Of course, you need to deal with some practicalities, but many business cases fail by providing too much irrelevant detail that swamps and dilutes the real message. If you have done your research, you will be able to anticipate any concerns and ensure that you recognise them and address them.
A good business case has a well-defined structure with an effective opening, followed by step-by-step material presented in an easy-to-read format, with links and summaries, and finally a succinct and compelling conclusion. Decision-makers like choice, so presenting a number of alternatives will facilitate a positive decision and avoid a single proposal being discarded on a small technicality.
Making a successful presentation
Making a presentation may be particularly challenging if you have not had much experience. Make sure that you are really well prepared and know your subject. Plan to arrive in plenty of time so that you can set up any visual aids and assess the size and shape of the room. Rearrange tables and chairs so that the audience have a good view and can sit comfortably and make notes.
No one would expect you to be a perfect presenter, but make sure you use a clear voice, speak up and pace your presentation so that it is not too fast or too slow. Remember the importance of body language. Aim to stand in an upright but relaxed position facing your audience. If you need to refer to visual aids or record on a flipchart, ensure you don’t turn your back to the audience. Eye contact is a very powerful tool that establishes a rapport between people. Sweep your gaze across the audience, remembering to engage with everyone. Members of the audience who feel excluded by the speaker are more likely to respond negatively than those who feel more involved. Use gestures to illustrate points but avoid nervous hand fidgeting. Don’t forget to smile. Illustrate your points with real-life experiences to maintain interest and empathy. The appropriate use of humour is a wonderful way of engaging with an audience. If you are going to sell your idea, you must be enthusiastic and confident without sounding unrealistic or cocky!
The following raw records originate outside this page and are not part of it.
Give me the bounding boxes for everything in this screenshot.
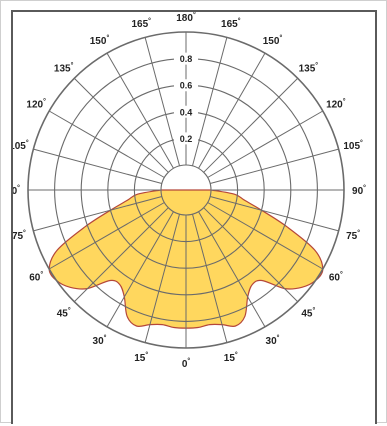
radial-tick-label: 0.6 <box>180 81 193 91</box>
radial-label-bg <box>174 79 198 92</box>
grid-spoke <box>33 148 162 185</box>
grid-spoke <box>191 214 228 343</box>
radial-tick-label: 0.2 <box>180 134 193 144</box>
grid-spoke <box>198 211 266 328</box>
angle-label: 135° <box>54 62 74 75</box>
grid-spoke <box>73 207 169 303</box>
angle-label: 90° <box>352 184 366 197</box>
radial-label-bg <box>174 52 198 65</box>
grid-spoke <box>210 148 339 185</box>
grid-spoke <box>33 195 162 232</box>
grid-spoke <box>48 202 165 270</box>
grid-spoke <box>106 52 174 169</box>
angle-label: 165° <box>131 17 151 30</box>
angle-label: 15° <box>224 351 238 364</box>
angle-label: 135° <box>299 62 319 75</box>
angle-label: 45° <box>301 306 315 319</box>
angle-label: 105° <box>13 139 29 152</box>
angle-label: 30° <box>93 334 107 347</box>
angle-label: 60° <box>329 271 343 284</box>
polar-chart: 0.2 0.4 0.6 0.8 180° 165° 150° 135° 120° 105° 90° 7… <box>13 12 366 370</box>
grid-spoke <box>210 195 339 232</box>
grid-spoke <box>198 52 266 169</box>
angle-label: 30° <box>266 334 280 347</box>
chart-panel: 0.2 0.4 0.6 0.8 180° 165° 150° 135° 120° 105° 90° 7… <box>11 10 377 424</box>
angle-label: 0° <box>182 357 191 370</box>
angle-label: 90° <box>13 184 20 197</box>
grid-spoke <box>48 110 165 178</box>
grid-spoke <box>207 110 324 178</box>
grid-spoke <box>144 37 181 166</box>
radial-label-bg <box>174 132 198 145</box>
angle-label: 105° <box>343 139 363 152</box>
angle-label: 60° <box>29 271 43 284</box>
angle-label: 150° <box>263 34 283 47</box>
grid-spoke <box>203 207 299 303</box>
grid-spoke <box>191 37 228 166</box>
angle-label: 150° <box>90 34 110 47</box>
radial-label-bg <box>174 105 198 118</box>
grid-spoke <box>106 211 174 328</box>
grid-spoke <box>73 77 169 173</box>
grid-spoke <box>203 77 299 173</box>
angle-label: 75° <box>13 229 26 242</box>
radial-tick-label: 0.4 <box>180 107 193 117</box>
angle-label: 180° <box>176 12 196 24</box>
angle-label: 120° <box>326 98 346 111</box>
angle-label: 75° <box>346 229 360 242</box>
grid-spoke <box>207 202 324 270</box>
radial-tick-label: 0.8 <box>180 54 193 64</box>
angle-label: 45° <box>57 306 71 319</box>
grid-spoke <box>144 214 181 343</box>
angle-label: 165° <box>221 17 241 30</box>
angle-label: 120° <box>26 98 46 111</box>
angle-label: 15° <box>134 351 148 364</box>
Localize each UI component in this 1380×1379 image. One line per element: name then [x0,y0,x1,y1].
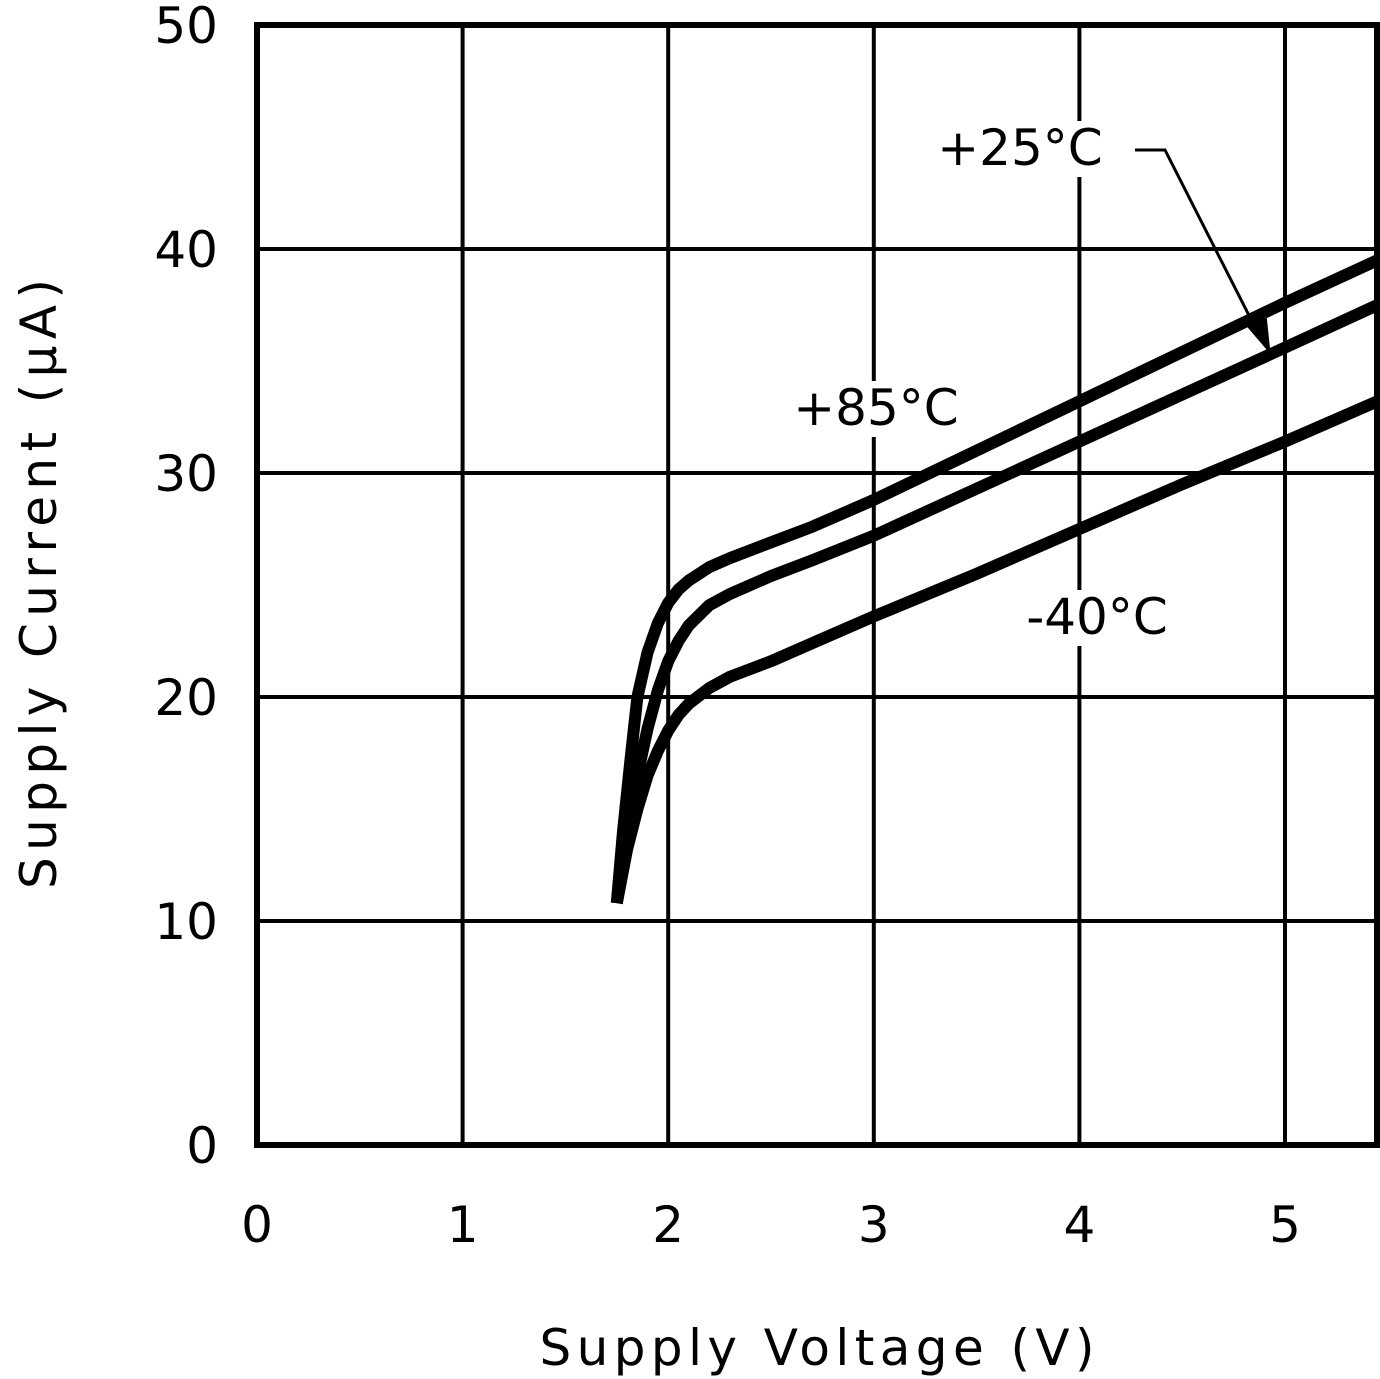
x-tick-label: 4 [1063,1196,1095,1254]
y-tick-label: 0 [186,1117,218,1175]
x-tick-label: 2 [652,1196,684,1254]
y-tick-label: 30 [154,445,218,503]
y-axis-title: Supply Current (μA) [10,279,68,889]
y-tick-label: 40 [154,221,218,279]
x-tick-labels: 0 1 2 3 4 5 [241,1196,1301,1254]
grid [257,25,1377,1145]
series-label-bg [776,381,976,437]
series-group [610,254,1380,905]
series-label: -40°C [1026,588,1168,646]
y-tick-labels: 0 10 20 30 40 50 [154,0,218,1175]
series-label: +85°C [793,379,958,437]
series-label-bg [920,121,1120,177]
y-tick-label: 20 [154,669,218,727]
x-tick-label: 1 [447,1196,479,1254]
series-label-bg [997,590,1197,646]
annotations: +25°C +85°C -40°C [776,119,1271,646]
x-tick-label: 0 [241,1196,273,1254]
annotation-arrowhead [1246,316,1271,355]
series-label: +25°C [937,119,1102,177]
series-line-plus85c [610,299,1380,904]
x-tick-label: 3 [858,1196,890,1254]
y-tick-label: 10 [154,893,218,951]
series-line-minus40c [610,395,1380,905]
plot-frame [254,22,1380,1148]
x-axis-title: Supply Voltage (V) [540,1319,1095,1377]
annotation-leader-line [1135,148,1262,339]
x-tick-label: 5 [1269,1196,1301,1254]
series-line-plus25c [610,254,1380,904]
y-tick-label: 50 [154,0,218,55]
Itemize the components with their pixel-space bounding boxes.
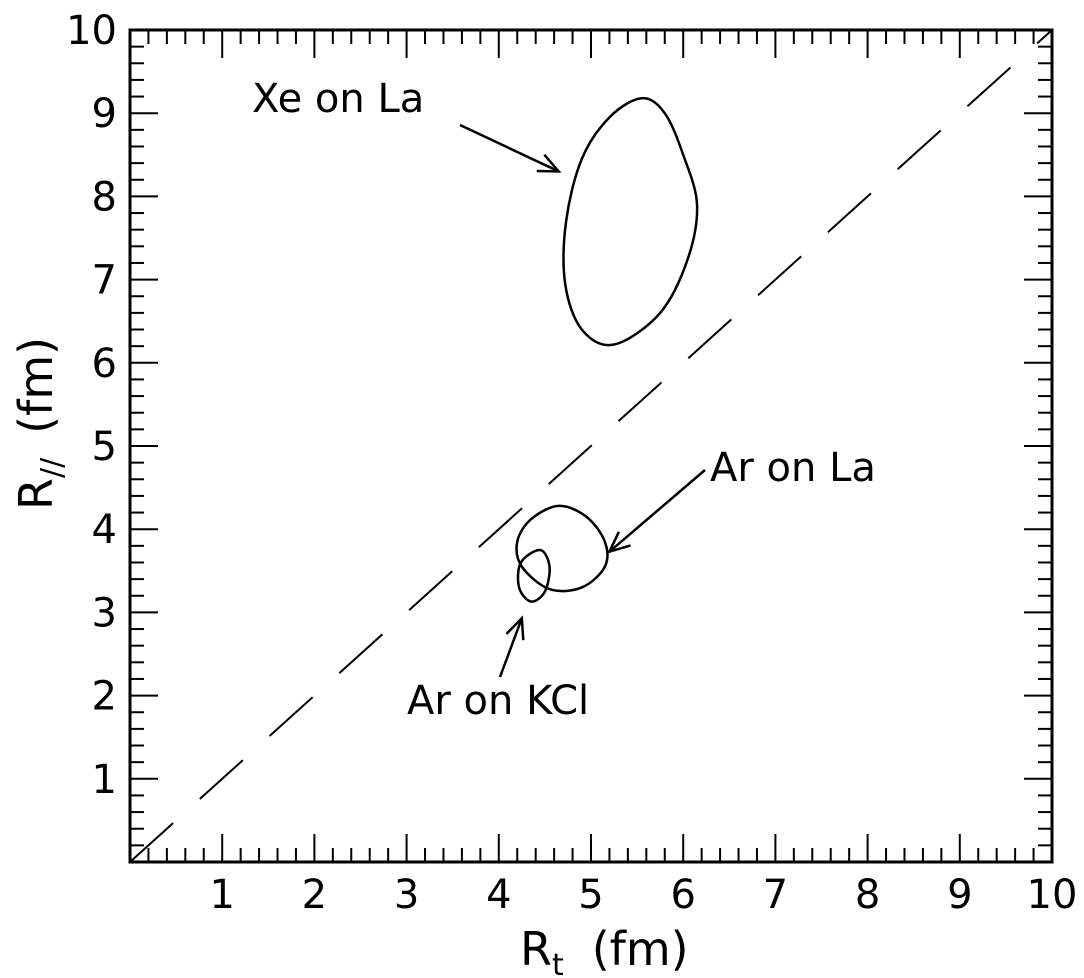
x-axis-label-unit: (fm) [592,922,689,976]
y-tick-labels: 1 2 3 4 5 6 7 8 9 10 [66,8,117,803]
y-tick-label: 3 [92,590,117,636]
annotation-arrow-shaft [608,469,706,553]
x-axis-label-main: R [520,922,552,976]
y-tick-label: 5 [92,424,117,470]
annotation-arrow-shaft [498,617,524,678]
axis-ticks [129,29,1053,863]
y-tick-label: 4 [92,507,117,553]
x-tick-label: 8 [855,872,880,918]
y-tick-label: 2 [92,674,117,720]
label-ar-on-kcl: Ar on KCl [407,678,589,724]
x-tick-label: 5 [578,872,603,918]
y-tick-label: 1 [92,757,117,803]
annotation-arrow-shaft [459,123,560,173]
label-xe-on-la: Xe on La [252,76,424,122]
x-axis-label: Rt (fm) [520,922,689,978]
x-tick-labels: 1 2 3 4 5 6 7 8 9 10 [209,872,1077,918]
x-tick-label: 2 [302,872,327,918]
y-tick-label: 10 [66,8,117,54]
contours [515,96,699,603]
plot-frame [128,28,1054,864]
x-axis-label-sub: t [552,948,564,978]
x-tick-label: 9 [947,872,972,918]
annotation-arrow-head [536,153,562,173]
x-tick-label: 10 [1027,872,1078,918]
y-tick-label: 8 [92,174,117,220]
contour-ar-on-la [515,504,609,593]
y-axis-label: R// (fm) [9,337,70,510]
x-tick-label: 3 [394,872,419,918]
contour-xe-on-la [562,96,699,347]
diagonal-reference-line [129,29,1053,863]
y-axis-label-unit: (fm) [9,337,63,434]
x-tick-label: 7 [763,872,788,918]
y-axis-label-main: R [9,478,63,510]
y-tick-label: 7 [92,258,117,304]
annotation-arrows [459,123,706,678]
y-tick-label: 9 [92,91,117,137]
y-tick-label: 6 [92,341,117,387]
y-axis-label-sub: // [35,457,70,478]
label-ar-on-la: Ar on La [710,445,876,491]
x-tick-label: 4 [486,872,511,918]
contour-ar-on-kcl [516,548,551,603]
x-tick-label: 1 [209,872,234,918]
x-tick-label: 6 [670,872,695,918]
annotation-arrow-head [607,531,631,554]
annotation-arrow-head [505,615,525,641]
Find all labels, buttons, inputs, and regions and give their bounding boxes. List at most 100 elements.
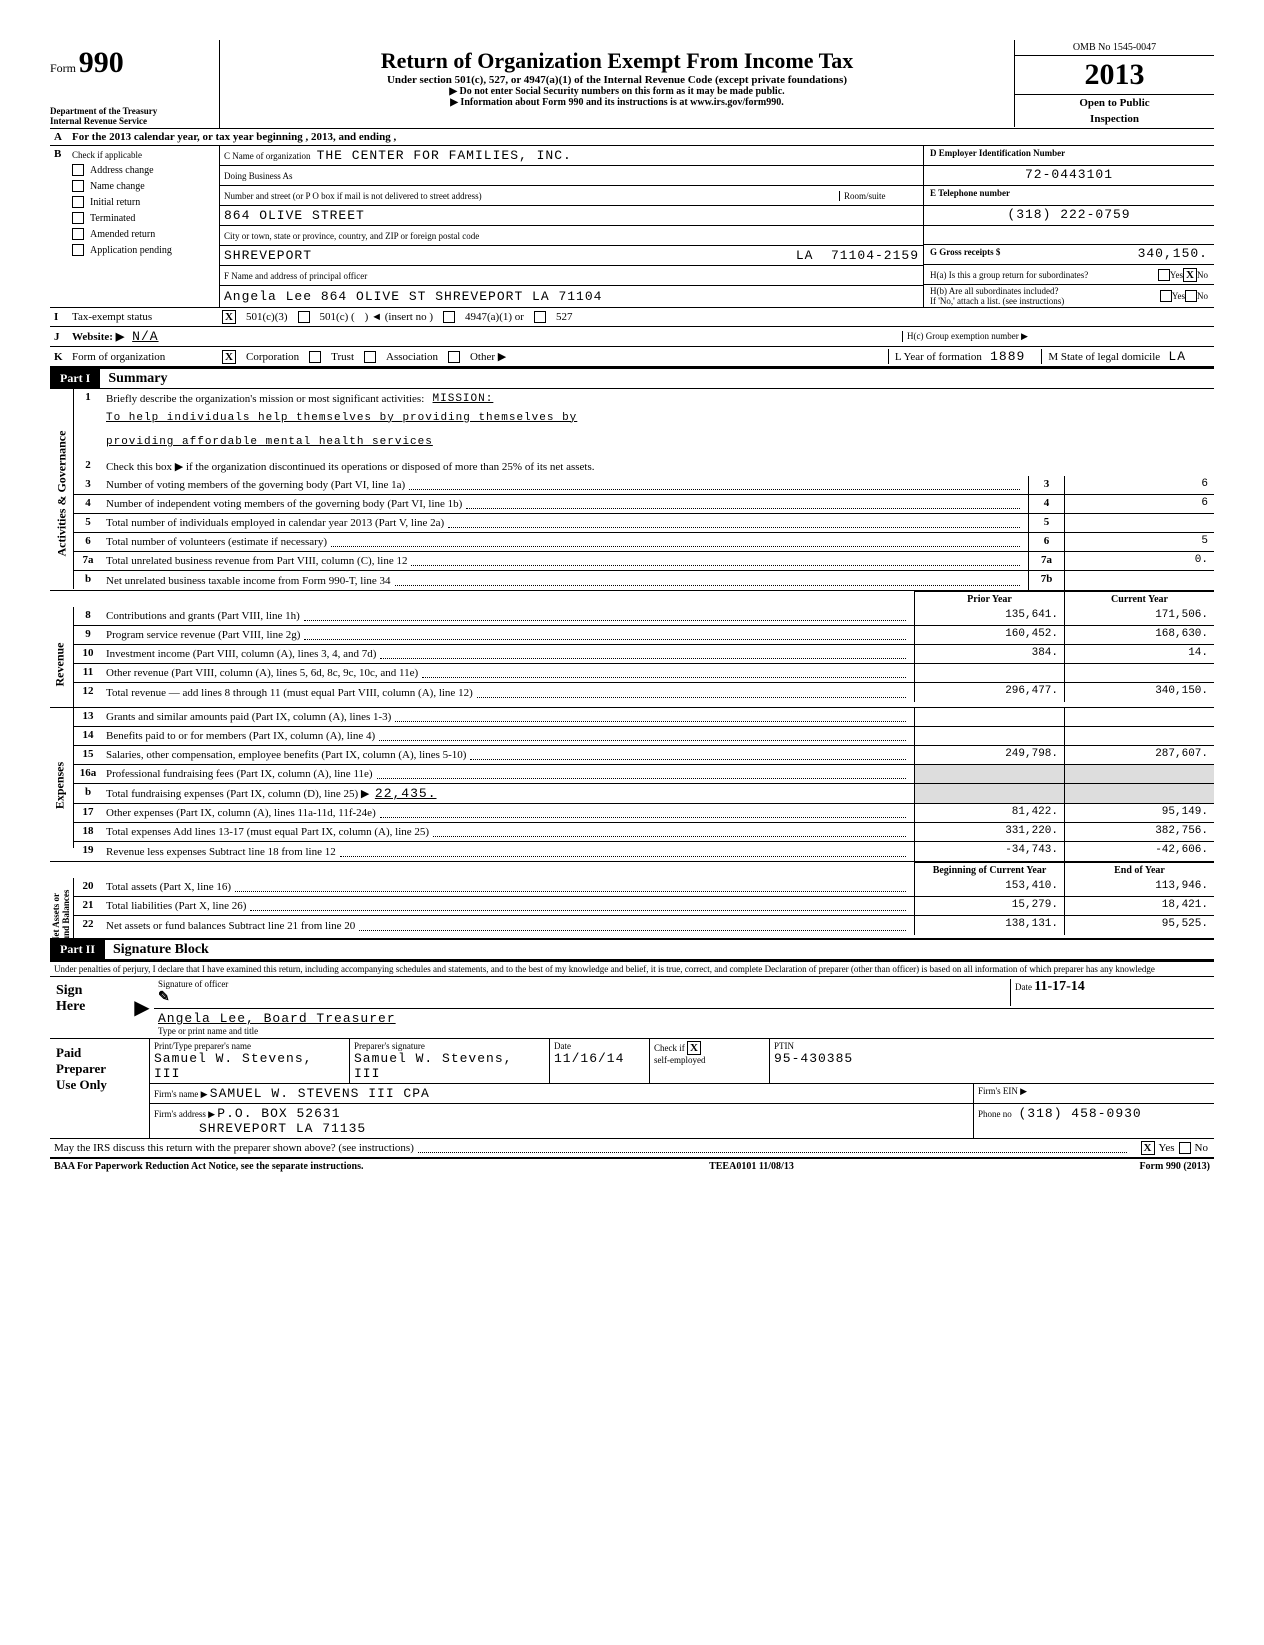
letter-k: K <box>54 351 63 363</box>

Start your presentation by introducing yourself and if necessary introducing others. Then proceed into your opening, followed by your core material and proposal, ending with a summary. Using a PowerPoint presentation can be helpful but runs the risk of being boring and thwarting discussion, so consider presenting a few slides at a time highlighting salient points and then breaking off for discussion. Some people find it useful to use prompts on index cards. Avoid just reading from a prepared wordy script.
Ensure that your presentation is as interactive as possible by inviting questions. If you are not sure of the answer, it is best to be honest, although the politician’s trick of turning one question into another one that you can answer is also useful!
Rehearsal is a vital part of preparing for a successful presentation. Mentally rehearse what you are going to say and how you are going to say it. Many successful presenters use a technique of visualising success. See yourself at your imagined venue with the audience in front of you. Then imagine yourself making an excellent presentation and visualise the positive response from the audience. Imagine their enthusiastic and interested faces as they listen.
As primary care continues to change, new opportunities arise to use managerial and business skills in different ways. Being able to successfully present a business case is a great skill for a primary care manager. And you never know – you may find you have some hidden stage talents!
- 1. NHS Alliance. The nuts and bolts of primary care provision. London: NHSAlliance; 2006.